Disque ami : Stephan Oliva,
Ghosts of Bernard Herrmann
   
 

Le film Les liens du Sang de Jacques Maillot respire d'une musique signée Stephan Oliva qui s'immisce là comme les empreintes digitales prouvent la présence et l'identité des êtres. L'intérêt du très passionnant pianiste Stephan Oliva pour le cinéma ne date pas d'hier et sa rencontre avec le producteur Philippe Ghielmeti a permis l'émergence de matières et de récits conjugués et finement ciselés en albums (disques) d'une incroyable et digne intensité contenue.

Après Miroirs et 8 Femmes Seules et L'Échafaud, étonnantes rêveries quasi tarkovskiennes mâtinées Melville, Ghosts of Bernard Herrmann relève un défi insensé : célébrer l'imposant compositeur et ses thèmes à l'invasion parfaitement justifiée en habitant chacun personnellement.

Bernard Herrmann a bousculé la musique de film en prenant la direction opposée à celles qui se dessinaient alors et pour longtemps, celles des évidences pesantes ou de la discrétion sans empreinte.
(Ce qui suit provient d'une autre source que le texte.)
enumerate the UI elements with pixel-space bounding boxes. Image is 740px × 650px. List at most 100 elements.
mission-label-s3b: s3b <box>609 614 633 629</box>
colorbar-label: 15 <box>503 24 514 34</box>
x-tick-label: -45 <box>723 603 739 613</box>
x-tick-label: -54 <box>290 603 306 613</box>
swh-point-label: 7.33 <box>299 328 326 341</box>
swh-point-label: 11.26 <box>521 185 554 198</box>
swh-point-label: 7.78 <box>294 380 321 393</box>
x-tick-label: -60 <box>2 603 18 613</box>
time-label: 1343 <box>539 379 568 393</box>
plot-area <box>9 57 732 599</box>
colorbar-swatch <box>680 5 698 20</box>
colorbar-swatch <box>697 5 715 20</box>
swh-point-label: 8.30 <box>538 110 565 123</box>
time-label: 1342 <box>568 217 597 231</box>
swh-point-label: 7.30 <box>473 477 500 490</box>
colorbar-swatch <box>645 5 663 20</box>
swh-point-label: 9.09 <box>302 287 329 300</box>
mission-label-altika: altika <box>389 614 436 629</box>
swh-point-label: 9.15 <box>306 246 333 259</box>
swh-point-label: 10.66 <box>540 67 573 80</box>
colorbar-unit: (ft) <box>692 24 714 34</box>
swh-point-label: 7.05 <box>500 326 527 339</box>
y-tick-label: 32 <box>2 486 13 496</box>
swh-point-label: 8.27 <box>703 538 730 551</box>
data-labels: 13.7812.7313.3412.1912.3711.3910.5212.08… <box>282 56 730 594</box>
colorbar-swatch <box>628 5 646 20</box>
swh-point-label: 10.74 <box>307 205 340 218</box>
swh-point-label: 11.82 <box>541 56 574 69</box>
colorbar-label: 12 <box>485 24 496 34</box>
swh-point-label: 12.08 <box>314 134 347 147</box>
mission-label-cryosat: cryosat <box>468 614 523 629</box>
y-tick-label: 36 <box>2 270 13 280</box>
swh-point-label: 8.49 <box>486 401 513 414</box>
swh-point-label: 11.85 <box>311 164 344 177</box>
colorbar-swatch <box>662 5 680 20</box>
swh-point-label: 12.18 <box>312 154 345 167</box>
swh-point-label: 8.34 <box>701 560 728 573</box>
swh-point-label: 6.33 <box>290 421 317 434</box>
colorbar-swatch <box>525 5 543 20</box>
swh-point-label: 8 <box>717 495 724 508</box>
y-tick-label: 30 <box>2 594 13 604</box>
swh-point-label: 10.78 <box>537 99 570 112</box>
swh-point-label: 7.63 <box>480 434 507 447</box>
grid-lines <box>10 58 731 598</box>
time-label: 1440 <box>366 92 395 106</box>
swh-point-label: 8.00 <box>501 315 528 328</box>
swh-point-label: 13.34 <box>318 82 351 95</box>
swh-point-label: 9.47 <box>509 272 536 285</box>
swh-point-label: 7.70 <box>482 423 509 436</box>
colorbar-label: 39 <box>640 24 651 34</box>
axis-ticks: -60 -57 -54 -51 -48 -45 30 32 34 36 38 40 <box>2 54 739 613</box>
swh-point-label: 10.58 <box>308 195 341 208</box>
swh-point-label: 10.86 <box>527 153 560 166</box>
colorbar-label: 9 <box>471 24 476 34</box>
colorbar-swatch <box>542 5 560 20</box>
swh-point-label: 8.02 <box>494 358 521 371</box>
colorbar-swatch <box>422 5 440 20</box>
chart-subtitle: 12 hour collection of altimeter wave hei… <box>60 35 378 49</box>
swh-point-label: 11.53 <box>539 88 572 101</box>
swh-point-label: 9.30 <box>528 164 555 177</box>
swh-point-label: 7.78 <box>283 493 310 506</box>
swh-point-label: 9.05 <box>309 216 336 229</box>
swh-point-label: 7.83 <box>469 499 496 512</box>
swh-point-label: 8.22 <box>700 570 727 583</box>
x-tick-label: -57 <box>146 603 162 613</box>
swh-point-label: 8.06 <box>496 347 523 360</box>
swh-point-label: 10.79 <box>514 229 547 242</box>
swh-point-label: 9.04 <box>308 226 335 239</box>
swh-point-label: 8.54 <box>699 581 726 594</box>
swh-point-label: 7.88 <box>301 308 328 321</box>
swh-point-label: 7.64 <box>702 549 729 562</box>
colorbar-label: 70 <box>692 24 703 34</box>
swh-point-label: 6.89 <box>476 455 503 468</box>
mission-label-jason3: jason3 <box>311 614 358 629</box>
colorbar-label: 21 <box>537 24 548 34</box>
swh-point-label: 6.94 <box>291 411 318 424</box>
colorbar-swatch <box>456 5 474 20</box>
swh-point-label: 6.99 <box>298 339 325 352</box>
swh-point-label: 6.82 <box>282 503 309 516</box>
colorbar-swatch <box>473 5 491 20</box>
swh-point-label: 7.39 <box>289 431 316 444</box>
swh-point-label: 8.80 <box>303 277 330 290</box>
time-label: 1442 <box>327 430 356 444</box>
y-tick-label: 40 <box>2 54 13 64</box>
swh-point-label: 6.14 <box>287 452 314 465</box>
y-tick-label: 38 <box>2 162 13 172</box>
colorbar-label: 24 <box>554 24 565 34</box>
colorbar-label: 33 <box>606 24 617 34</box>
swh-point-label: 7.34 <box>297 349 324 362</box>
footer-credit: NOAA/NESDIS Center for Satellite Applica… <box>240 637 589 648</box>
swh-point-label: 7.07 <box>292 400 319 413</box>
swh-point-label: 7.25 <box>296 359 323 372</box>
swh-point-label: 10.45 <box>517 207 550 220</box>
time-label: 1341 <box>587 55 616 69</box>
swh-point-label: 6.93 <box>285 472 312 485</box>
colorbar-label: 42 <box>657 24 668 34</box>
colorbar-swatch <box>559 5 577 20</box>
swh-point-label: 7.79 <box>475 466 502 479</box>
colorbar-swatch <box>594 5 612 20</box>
Chez lui : ni lourdeur, ni légèreté et là réside son mystère. Herrmann ne tolérait pas les compromis (ce fut même la raison de sa brouille avec Welles). Être de présence intégrale, il joua d'homme à homme avec Orson Welles des leurs deux premiers films.

Cette présence, il la vit ensuite dans Le Fantôme de Madame Muir ou Le Jour où la terre s'arrêta de Robert Wise qui resitue largement la musicalité de la science-fiction filmée.

Hitchcock et Herrmann auront une des collaborations les plus époustouflantes de l'histoire du cinéma bien que Sir Alfred, gêné par l'ombre que lui faisait progressivement son musicien, le renvoya de honteuse manière pour Le Rideau déchiré (qui se souvient de la partition de John Addison ?). Jason et les Argonautes, Les Voyages de Gulliver sont autres oeuvres marquantes du musicien caractériel. Truffaut, par Hitchcockisme, l'engagea pour La mariée était en noir, mais échoua.

La musique d'Herrmann est exigeante et demande de grands films. Scorcese l'a compris avec Taxi Driver (qui voit la mort d'Herrmann lors de la dernière séance d'enregistrement) en lui faisant place nette. Car Herrmann ne travaille pas sur l'oubli, le simple soulignement, la distance, les bons et loyaux services, Herrmann offre de la mémoire ajoutée au film. Herrmann avait sa vision.

Et c'est là que Stephan Oliva ébouriffe car c'est exactement à cet endroit qu'il se situe lorsqu'il touche à bras le corps de ces incroyables classiques. Stephan Oliva épouse alors l'empreinte des fantômes du compositeur et, sans aucune peur, les suit dans les méandres de l'édifice pour aller jusqu'à s'y substituer parfois (extraordinaire suite de Vertigo - il fallait oser) en nous jouant assurément qu'il n'est rien de meilleur pour revenir que de partir.